Identifying the solution

We have the memo filled up now, with tuples that have all longest subsequence terminations at each intersection (i,j,k). All we have to do is find the tuple with the maximum LCS length. However, we do more: we identify the indices of the LCS in each of the three strings and thus the literal LCS as well.

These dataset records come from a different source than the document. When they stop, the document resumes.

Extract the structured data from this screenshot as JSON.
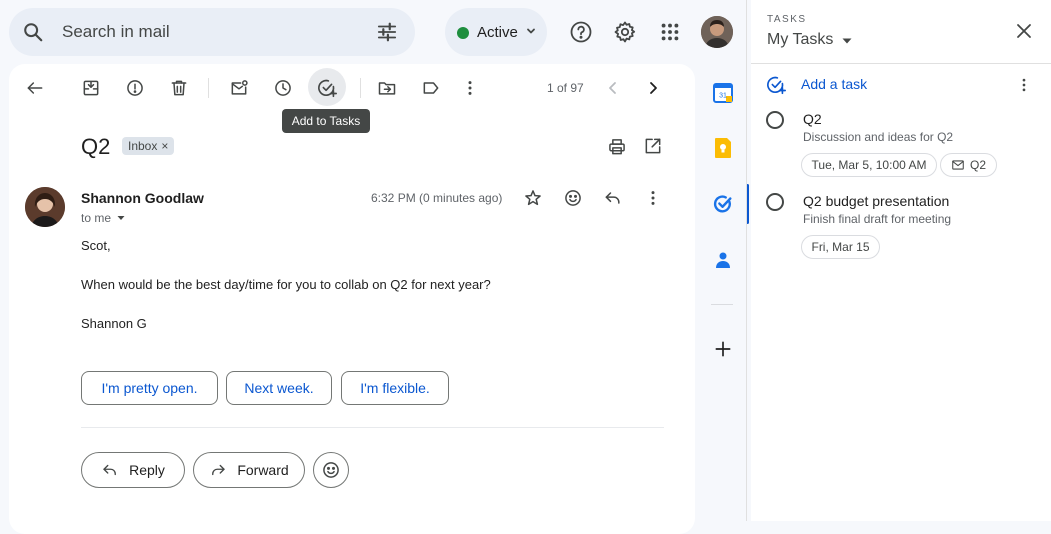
{
  "search": {
    "placeholder": "Search in mail",
    "icon": "search-icon",
    "filter_icon": "tune-icon"
  },
  "status": {
    "label": "Active",
    "color": "#1e8e3e"
  },
  "header_icons": [
    "help-icon",
    "gear-icon",
    "apps-icon"
  ],
  "toolbar": {
    "actions": [
      "back",
      "archive",
      "report-spam",
      "delete",
      "mark-unread",
      "snooze",
      "add-to-tasks",
      "move-to",
      "labels",
      "more"
    ],
    "tooltip": "Add to Tasks",
    "count": "1 of 97"
  },
  "email": {
    "subject": "Q2",
    "label_chip": "Inbox",
    "label_chip_close": "×",
    "sender": "Shannon Goodlaw",
    "recipient": "to me",
    "time": "6:32 PM (0 minutes ago)",
    "body": [
      "Scot,",
      "When would be the best day/time for you to collab on Q2 for next year?",
      "Shannon G"
    ]
  },
  "smart_replies": [
    "I'm pretty open.",
    "Next week.",
    "I'm flexible."
  ],
  "actions": {
    "reply": "Reply",
    "forward": "Forward"
  },
  "side_rail": [
    "calendar",
    "keep",
    "tasks",
    "contacts",
    "add"
  ],
  "tasks_panel": {
    "kicker": "TASKS",
    "title": "My Tasks",
    "add_task": "Add a task",
    "items": [
      {
        "title": "Q2",
        "description": "Discussion and ideas for Q2",
        "due": "Tue, Mar 5, 10:00 AM",
        "link": "Q2"
      },
      {
        "title": "Q2 budget presentation",
        "description": "Finish final draft for meeting",
        "due": "Fri, Mar 15"
      }
    ]
  },
  "colors": {
    "accent": "#0b57d0",
    "surface": "#f6f8fc",
    "calendar_blue": "#1a73e8",
    "keep_yellow": "#fbbc04"
  }
}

The while loop starts with the maximum value of the LCS and works its way back to the previous termination iteratively until it reaches the first element in the sequence using the same solution search approach (max3d).

27
28
29
30
31
32
33
34
35
36
37
38
39
40
41
42
43
44
45
46
47
48
49
50
51
    res = []   # Structure to return result
    p,q,v = m,n,r
    
    last_term = max(memo) # tuple with longest subseq length and coordinates
    res.append(last_term) # append to result data

    p,q,v = last_term[1], last_term[2], last_term[3]

    while (maxtup := max3d(p,q,v))[0] > 0:
        res.append(maxtup)
        p,q,v = maxtup[1],maxtup[2],maxtup[3]
        
    if len(res) == 1:  # No common sequence found
        return (0,[],[],[])
        
    res = res[::-1]   # Reverse to get ascending order
    # array of subseq indices in s1,s2,s3
    _, is1, is2, is3 = list(zip(*res)) 
    
    # Convert these to 0 based indices
    is1 = [e-1 for e in is1]
    is2 = [e-1 for e in is2]
    is3 = [e-1 for e in is3]
        
    return(len(is1), is1, is2, is3)

To exercise our code, we create three random substrings and get the LCS common to them.

52
53
54
55
56
57
58
59
60
61
62
63
64
65
66
67
68
69
70
71
72
                        
if __name__ == "__main__":
    # Generate three random alphanumeric sequences
    # numerals, upper and lower case    
    chars = [chr(c+48) for c in range(10)] + \
            [chr(c+65) for c in range(26)] + \
            [chr(c+97) for c in range(26)]

    rnd_str = lambda length: [random.choice(chars) for _ in range(length)]
    s1,s2,s3 = rnd_str(70), rnd_str(75), rnd_str(80)

    # Test case for non-overlapping strings
    # s1,s2,s3 = "abcdefg","hijklmn","opqrstu"
    
    print("The three strings:")
    print(''.join(s1),''.join(s2),''.join(s3), sep='\n' )
    
    print("\nLength of longest subsequence, its indices in s1,s2,s3")
    print(result := longest_subsequence(s1,s2,s3))
    # To get the literal subsequence, filter (say) s1 using its lcs indices
    print("Longest subsequence in s1,s2,s3: ",[s1[i] for i in result[1]])    

The output of the program is:

The three strings:
aYM7zR76GWMyWmdwpb98syIZ3UgDP9OUKdgQuqM4JqGNpAdnpe9qtvZX3gidinQqxqa7vC
cVTJwuwMXl4sO1AopWUdjlyhrsdztMRhsSnjmEe5bFce9VjxIqLg2zagKNcnkcZHlqdsFPMM8aT
r4WTlMZnA2MRIydpRgfh5oxnBWrHxhsi20IPhAzXDjBN9k41rPNGXHum2AvRvUtZgVOT8LjUYZLmVAci

Length of longest subsequence, its indices in s1,s2,s3
(7, [10, 11, 14, 20, 29, 43, 54], [7, 22, 26, 32, 44, 57, 62], [10, 13, 14, 30, 44, 50, 73])
Longest subsequence in s1,s2,s3:  ['M', 'y', 'd', 's', '9', 'N', 'Z']

Takeaways

We have here, an implementation of LCS that is frugal on memory and extensible across two or more strings. The bottleneck is the nested loop that checks for intersection across the lists. We have also illustrated an intuitive conceptualization of the LCS problem and the exploration of its solution space.